Genel anlamda üç mesajı bulunur.
İlki orta yol bilincidir. İfrat ve tefritten kaçınmak gerekir: Nisa suresinin ortalarındaki bazı ahkam konularından sonra, bu cüzde de Yahudi ve Hristiyanların ahkam ile ilgili hataları sıralanır ve Muhammed ümmetinin aynı hatalara düşmemesi istenir: Yahudiler peygamberlerine verdikleri sözde durmadılar, kitaplarının hükmünü terk ettiler, Hz. Musa’dan sonra gelen peygamberleri öldürmeye çalıştılar ve suikastlar düzenlediler. Hristiyanlar da dinlerinde aşırı/uç yorumlar yaptılar, Allah’ın kulu ve peygamberi olan Hz. İsa’ya (haşa) “Tanrı’nın oğlu” dediler
İkincisi helal gıda bilincidir. Maide suresinin baş tarafında; helal ve haram konuları özetlenmektedir. Mesela, behiymetü’l-enam denilen (davar, sığır ve deve cinsi) hayvanlar helal, ama ihramda kara avı yapmak haramdır. Allah’ın yeryüzündeki sembollerine (mesela, Kâbe tevhidin sembolü, kurban Allah’a yakınlığın sembolü), ayrıca savaşın haram olduğu aylara karşı saygılı olmak ve onların kutsallığına/saygınlığına halel getirmemek gerekir. Leş, akıcı kan, domuz eti ve Allah’tan başkası adına (mesela putlar adına) kesilen hayvanların eti haramdır. Eti yenen hayvanlar bir yerden düşerek, boğularak, boğazlanarak ve yırtıcı hayvan tarafından parçalanarak ölmesi durumunda bunların etleri de haramdır (ölmeden önce yetişip kesilen helaldir). Eğitimli av hayvanının tuttuklarını yemek helaldir. Hayvanı avın üzerine gönderirken besmele çekmek gerekir. Ehl-i kitabın kestikleri helaldir, onların kadınları ile evlenmek caizdir. Ancak Müslüman kadınlarla evlenmek efdaldir.

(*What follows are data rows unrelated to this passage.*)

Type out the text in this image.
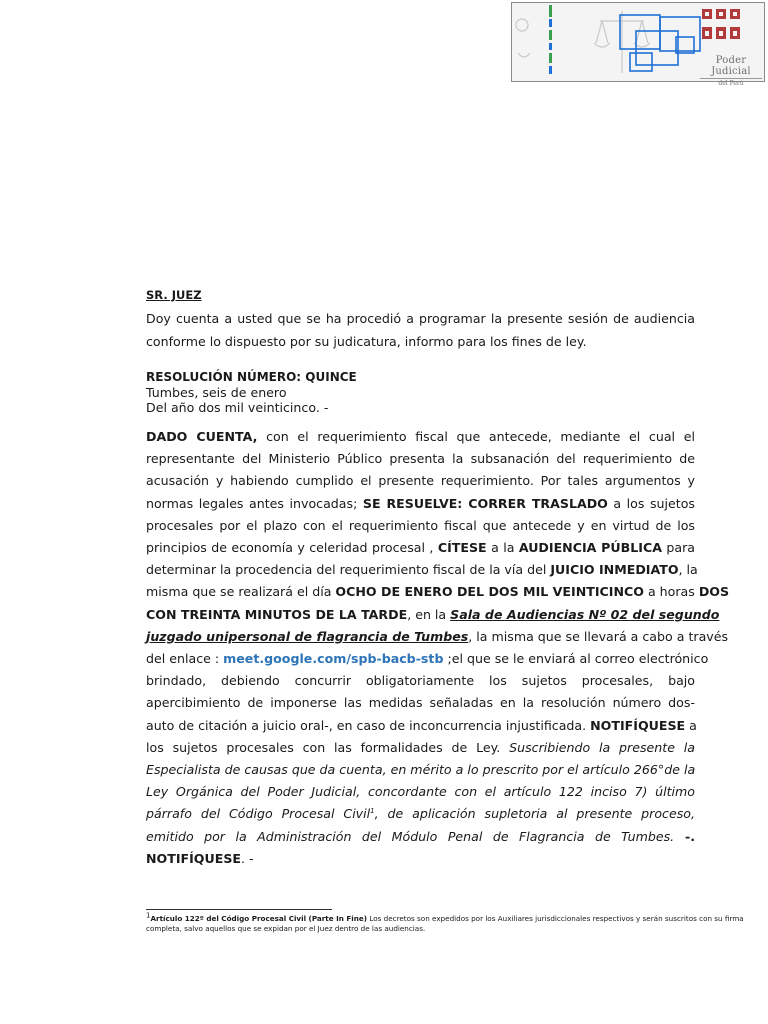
Poder Judicial
del Perú
SR. JUEZ
Doy cuenta a usted que se ha procedió a programar la presente sesión de audiencia conforme lo dispuesto por su judicatura, informo para los fines de ley.
RESOLUCIÓN NÚMERO: QUINCE
Tumbes, seis de enero
Del año dos mil veinticinco. -
DADO CUENTA, con el requerimiento fiscal que antecede, mediante el cual el
representante del Ministerio Público presenta la subsanación del requerimiento de
acusación y habiendo cumplido el presente requerimiento. Por tales argumentos y
normas legales antes invocadas; SE RESUELVE: CORRER TRASLADO a los sujetos
procesales por el plazo con el requerimiento fiscal que antecede y en virtud de los
principios de economía y celeridad procesal , CÍTESE a la AUDIENCIA PÚBLICA para
determinar la procedencia del requerimiento fiscal de la vía del JUICIO INMEDIATO, la
misma que se realizará el día OCHO DE ENERO DEL DOS MIL VEINTICINCO a horas DOS
CON TREINTA MINUTOS DE LA TARDE, en la Sala de Audiencias Nº 02 del segundo
juzgado unipersonal de flagrancia de Tumbes, la misma que se llevará a cabo a través
del enlace : meet.google.com/spb-bacb-stb ;el que se le enviará al correo electrónico
brindado, debiendo concurrir obligatoriamente los sujetos procesales, bajo
apercibimiento de imponerse las medidas señaladas en la resolución número dos-
auto de citación a juicio oral-, en caso de inconcurrencia injustificada. NOTIFÍQUESE a
los sujetos procesales con las formalidades de Ley. Suscribiendo la presente la
Especialista de causas que da cuenta, en mérito a lo prescrito por el artículo 266°de la
Ley Orgánica del Poder Judicial, concordante con el artículo 122 inciso 7) último
párrafo del Código Procesal Civil$^1$, de aplicación supletoria al presente proceso,
emitido por la Administración del Módulo Penal de Flagrancia de Tumbes. -.
NOTIFÍQUESE. -
$^1$Artículo 122º del Código Procesal Civil (Parte In Fine) Los decretos son expedidos por los Auxiliares jurisdiccionales respectivos y serán suscritos con su firma
completa, salvo aquellos que se expidan por el Juez dentro de las audiencias.
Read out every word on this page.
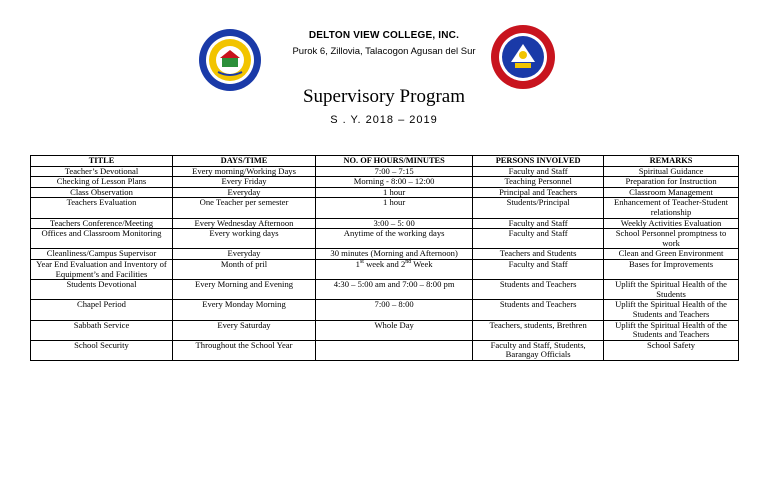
DELTON VIEW COLLEGE, INC.
Purok 6, Zillovia, Talacogon Agusan del Sur
Supervisory Program
S . Y. 2018 – 2019
TITLE	DAYS/TIME	NO. OF HOURS/MINUTES	PERSONS INVOLVED	REMARKS
Teacher’s Devotional	Every morning/Working Days	7:00 – 7:15	Faculty and Staff	Spiritual Guidance
Checking of Lesson Plans	Every Friday	Morning - 8:00 – 12:00	Teaching Personnel	Preparation for Instruction
Class Observation	Everyday	1 hour	Principal and Teachers	Classroom Management
Teachers Evaluation	One Teacher per semester	1 hour	Students/Principal	Enhancement of Teacher-Student relationship
Teachers Conference/Meeting	Every Wednesday Afternoon	3:00 – 5: 00	Faculty and Staff	Weekly Activities Evaluation
Offices and Classroom Monitoring	Every working days	Anytime of the working days	Faculty and Staff	School Personnel promptness to work
Cleanliness/Campus Supervisor	Everyday	30 minutes (Morning and Afternoon)	Teachers and Students	Clean and Green Environment
Year End Evaluation and Inventory of Equipment’s and Facilities	Month of pril	1st week and 2nd Week	Faculty and Staff	Bases for Improvements
Students Devotional	Every Morning and Evening	4:30 – 5:00 am and 7:00 – 8:00 pm	Students and Teachers	Uplift the Spiritual Health of the Students
Chapel Period	Every Monday Morning	7:00 – 8:00	Students and Teachers	Uplift the Spiritual Health of the Students and Teachers
Sabbath Service	Every Saturday	Whole Day	Teachers, students, Brethren	Uplift the Spiritual Health of the Students and Teachers
School Security	Throughout the School Year		Faculty and Staff, Students, Barangay Officials	School Safety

Üçüncüsü ise denge bilincidir. Maide suresinin sonraki bölümlerinde ise, bazı ahkam konuları açıklanmaktadır. Abdest, gusül, teyemmüm (Maide, 5/6), şahitlik, cihad, kısas ve irtidat gibi. Ayrıca iman, ibadet ve adalet gibi hükümleri terk eden önceki ümmetlerin sapmaları aktarılır, bu sapmaların sonunda Allah’ın gazabına ve lanetine uğradıkları gerçeği hatırlatılır.